The peace process has once again entered a dead end. Senator George Mitchell has fallen into the trap of negotiating about negotiations. There is little chance that bilateral negotiations at this time will be capable of producing agreements on either the Israeli-Palestinian or Israel-Syria track. The US mediator has been focusing on "process" rather than "substance". The Middle East is not Northern Ireland. Here we all have a pretty good idea of what the end game looks like (on both tracks) and we also have 18 years experience of failed process.

The parameters of agreement are more or less known. The needs, interests, threat perceptions and means to answer them are known on both tracks by experts but have not yet been detailed and no international commitments have been made to provide for them. The possible agreed outcomes of negotiations are light years away if left to the standard classical negotiating process. Yes, the parties must be brought back to the table and there must be a process where they can relate to the substantive issues. But we don’t need to wait for them to produce the substance in a bilateral process.

Resolution of the Arab-Israel conflict is a US and international strategic interest, which means that the old formula stating that "the parties have to want it more than us" is no longer true. The parties no longer have the right to veto peace and to allow the conflict to continue to endanger the security of the region and the whole world. The United States and the Quartet must not be held hostage by domestic politics in the US, Israel or the Palestinian Authority (in Syria, this is less relevant).

There are several possible alternatives to bilateral negotiations. The following is what I propose for the Israeli-Palestinian track:

The Quartet requests from the parties to provide answers to the following questions within three months:

  • What are the difficulties and obstacles that you would face in implementing a "two-states for two peoples" solution to the Israeli-Palestinian conflict?
  • What are the primary concerns that you would face (including but not limited to domestic concerns) in implementing this solution?
  • What are the primary threats that you would face as a result of implementing the solution?
  • What mechanism/means would you propose to monitor, verify and ensure compliance with obligations undertaken by the other side in accordance with a peace agreement?

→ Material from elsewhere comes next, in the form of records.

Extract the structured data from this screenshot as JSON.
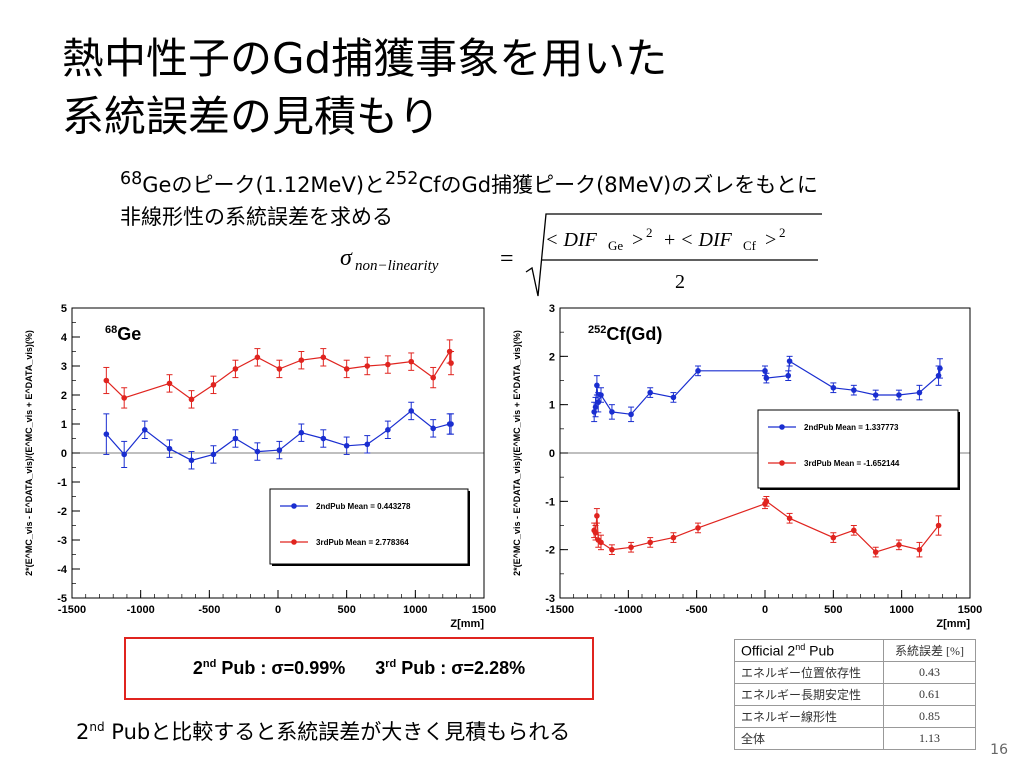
{
  "slide": {
    "title_line1": "熱中性子のGd捕獲事象を用いた",
    "title_line2": "系統誤差の見積もり",
    "subtitle": {
      "ge_sup": "68",
      "part1": "Geのピーク(1.12MeV)と",
      "cf_sup": "252",
      "part2": "CfのGd捕獲ピーク(8MeV)のズレをもとに",
      "line2": "非線形性の系統誤差を求める"
    },
    "formula": {
      "lhs": "σ",
      "lhs_sub": "non−linearity",
      "numerator_t1": "< DIF",
      "numerator_t1_sub": "Ge",
      "numerator_t2": "< DIF",
      "numerator_t2_sub": "Cf",
      "exponent": "2",
      "denominator": "2"
    },
    "result": {
      "nd": "nd",
      "second_pub": "2",
      "second_text": " Pub : σ=0.99%",
      "rd": "rd",
      "third_pub": "3",
      "third_text": " Pub : σ=2.28%"
    },
    "bottom_note": {
      "num": "2",
      "sup": "nd",
      "text": " Pubと比較すると系統誤差が大きく見積もられる"
    },
    "official_table": {
      "header_label": "Official 2",
      "header_sup": "nd",
      "header_suffix": " Pub",
      "header_value": "系統誤差 [%]",
      "rows": [
        {
          "label": "エネルギー位置依存性",
          "value": "0.43"
        },
        {
          "label": "エネルギー長期安定性",
          "value": "0.61"
        },
        {
          "label": "エネルギー線形性",
          "value": "0.85"
        },
        {
          "label": "全体",
          "value": "1.13"
        }
      ]
    },
    "page_number": "16"
  },
  "chart_data": [
    {
      "type": "scatter",
      "label": "68Ge",
      "label_sup": "68",
      "label_main": "Ge",
      "xlabel": "Z[mm]",
      "ylabel": "2*(E^MC_vis - E^DATA_vis)/(E^MC_vis + E^DATA_vis)(%)",
      "xlim": [
        -1500,
        1500
      ],
      "ylim": [
        -5,
        5
      ],
      "xticks": [
        "-1500",
        "-1000",
        "-500",
        "0",
        "500",
        "1000",
        "1500"
      ],
      "yticks": [
        "-5",
        "-4",
        "-3",
        "-2",
        "-1",
        "0",
        "1",
        "2",
        "3",
        "4",
        "5"
      ],
      "series": [
        {
          "name": "2ndPub Mean = 0.443278",
          "color": "#1a2ed0",
          "x": [
            -1250,
            -1120,
            -970,
            -790,
            -630,
            -470,
            -310,
            -150,
            10,
            170,
            330,
            500,
            650,
            800,
            970,
            1130,
            1250,
            1260
          ],
          "y": [
            0.65,
            -0.05,
            0.8,
            0.15,
            -0.25,
            -0.05,
            0.5,
            0.05,
            0.1,
            0.7,
            0.5,
            0.25,
            0.3,
            0.8,
            1.45,
            0.85,
            1.0,
            1.0
          ],
          "err": [
            0.7,
            0.45,
            0.3,
            0.3,
            0.3,
            0.3,
            0.3,
            0.3,
            0.3,
            0.3,
            0.3,
            0.3,
            0.3,
            0.3,
            0.3,
            0.3,
            0.35,
            0.35
          ]
        },
        {
          "name": "3rdPub Mean = 2.778364",
          "color": "#e0241f",
          "x": [
            -1250,
            -1120,
            -790,
            -630,
            -470,
            -310,
            -150,
            10,
            170,
            330,
            500,
            650,
            800,
            970,
            1130,
            1250,
            1260
          ],
          "y": [
            2.5,
            1.9,
            2.4,
            1.85,
            2.35,
            2.9,
            3.3,
            2.9,
            3.2,
            3.3,
            2.9,
            3.0,
            3.05,
            3.15,
            2.6,
            3.5,
            3.1
          ],
          "err": [
            0.45,
            0.35,
            0.3,
            0.3,
            0.3,
            0.3,
            0.3,
            0.3,
            0.3,
            0.3,
            0.3,
            0.3,
            0.3,
            0.3,
            0.35,
            0.4,
            0.4
          ]
        }
      ]
    },
    {
      "type": "scatter",
      "label": "252Cf(Gd)",
      "label_sup": "252",
      "label_main": "Cf(Gd)",
      "xlabel": "Z[mm]",
      "ylabel": "2*(E^MC_vis - E^DATA_vis)/(E^MC_vis + E^DATA_vis)(%)",
      "xlim": [
        -1500,
        1500
      ],
      "ylim": [
        -3,
        3
      ],
      "xticks": [
        "-1500",
        "-1000",
        "-500",
        "0",
        "500",
        "1000",
        "1500"
      ],
      "yticks": [
        "-3",
        "-2",
        "-1",
        "0",
        "1",
        "2",
        "3"
      ],
      "series": [
        {
          "name": "2ndPub Mean = 1.337773",
          "color": "#1a2ed0",
          "x": [
            -1250,
            -1240,
            -1230,
            -1220,
            -1200,
            -1120,
            -980,
            -840,
            -670,
            -490,
            0,
            10,
            170,
            180,
            500,
            650,
            810,
            980,
            1130,
            1270,
            1280
          ],
          "y": [
            0.85,
            0.95,
            1.4,
            1.05,
            1.2,
            0.85,
            0.8,
            1.25,
            1.15,
            1.7,
            1.7,
            1.55,
            1.6,
            1.9,
            1.35,
            1.3,
            1.2,
            1.2,
            1.25,
            1.6,
            1.75
          ],
          "err": [
            0.2,
            0.2,
            0.2,
            0.2,
            0.15,
            0.15,
            0.15,
            0.1,
            0.1,
            0.1,
            0.1,
            0.1,
            0.1,
            0.1,
            0.1,
            0.1,
            0.1,
            0.1,
            0.15,
            0.2,
            0.2
          ]
        },
        {
          "name": "3rdPub Mean = -1.652144",
          "color": "#e0241f",
          "x": [
            -1250,
            -1240,
            -1230,
            -1220,
            -1200,
            -1120,
            -980,
            -840,
            -670,
            -490,
            0,
            10,
            180,
            500,
            650,
            810,
            980,
            1130,
            1270
          ],
          "y": [
            -1.6,
            -1.65,
            -1.3,
            -1.8,
            -1.85,
            -2.0,
            -1.95,
            -1.85,
            -1.75,
            -1.55,
            -1.05,
            -1.0,
            -1.35,
            -1.75,
            -1.6,
            -2.05,
            -1.9,
            -2.0,
            -1.5
          ],
          "err": [
            0.15,
            0.15,
            0.15,
            0.15,
            0.15,
            0.1,
            0.1,
            0.1,
            0.1,
            0.1,
            0.1,
            0.1,
            0.1,
            0.1,
            0.1,
            0.1,
            0.1,
            0.15,
            0.2
          ]
        }
      ]
    }
  ]
}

The objective of this exercise is for the parties to detail the specific difficulties they would face within the parameters of the well known solutions to the conflict without them having an opportunity to put their maximalist positions on the table. After receiving the answers, the Quartet (led by the US) would spend the following months developing detailed responses to the threats and difficulties spelled out by the parties. A major emphasis within the Quartet plans would have to be on the role of credible third parties and third party multi-national forces (military, police and civilian–led by the US but without necessarily having US soldiers on the ground) and not solely reliance on the parties themselves to deal with those threats unilaterally or even bilaterally, which they have proven over the years incapable of doing.

The Quartet’s responses would entail expansion of its "diplomatic tool box" to comprise a large quantity of "carrots and sticks". The "carrots" are specific ways to deal with as many as possible of the threats and obstacles detailed by the parties. The Quartet must be willing to include its own commitments for meeting the real needs of both parties. All threats must be treated with the utmost sincerity and the answers provided must be based on real commitments. Likewise, the diplomatic toolbox must contain "sticks"–those consequences backed by commitments that the Quartet is willing to use if the parties fail to cooperate.

Once the Quartet has designed the package providing responses and solutions to the obstacles, difficulties and threat perceptions presented by the parties, including the mechanisms they propose to confront issues of monitoring, verification and enforcement of implementation of treaty obligations, the Quartet would place on the table for the parties the draft of a full peace agreement (in the format of a declaration of principles) including all permanent status issues. The DOP would state that the agreement relates to all the relevant territory including Gaza that will be included in the implementation of the treaty once the political situation there enables it.

There are additional non-bilateral possibilities. One is to encourage the "Fayyad plan" for building the institutions of the Palestinian state from the bottom up. Another could be Israeli transfers of parcels of land in area "C" to the Palestinian Authority for development of large infrastructure projects. Israel could also turn over the four settlements in the northern West Bank that were vacated in the 2005 disengagement. The US president could present the "Obama parameters"–a revision of the Clinton parameters adding the regional dimension made possible by the Arab Peace Initiative–and call on the parties to negotiate on the basis of those parameters. Finally, a new UN Security Council resolution could preserve the viability of the two-state solution by including the basic parameters of peace (borders, Jerusalem, refugees, etc.) within the text.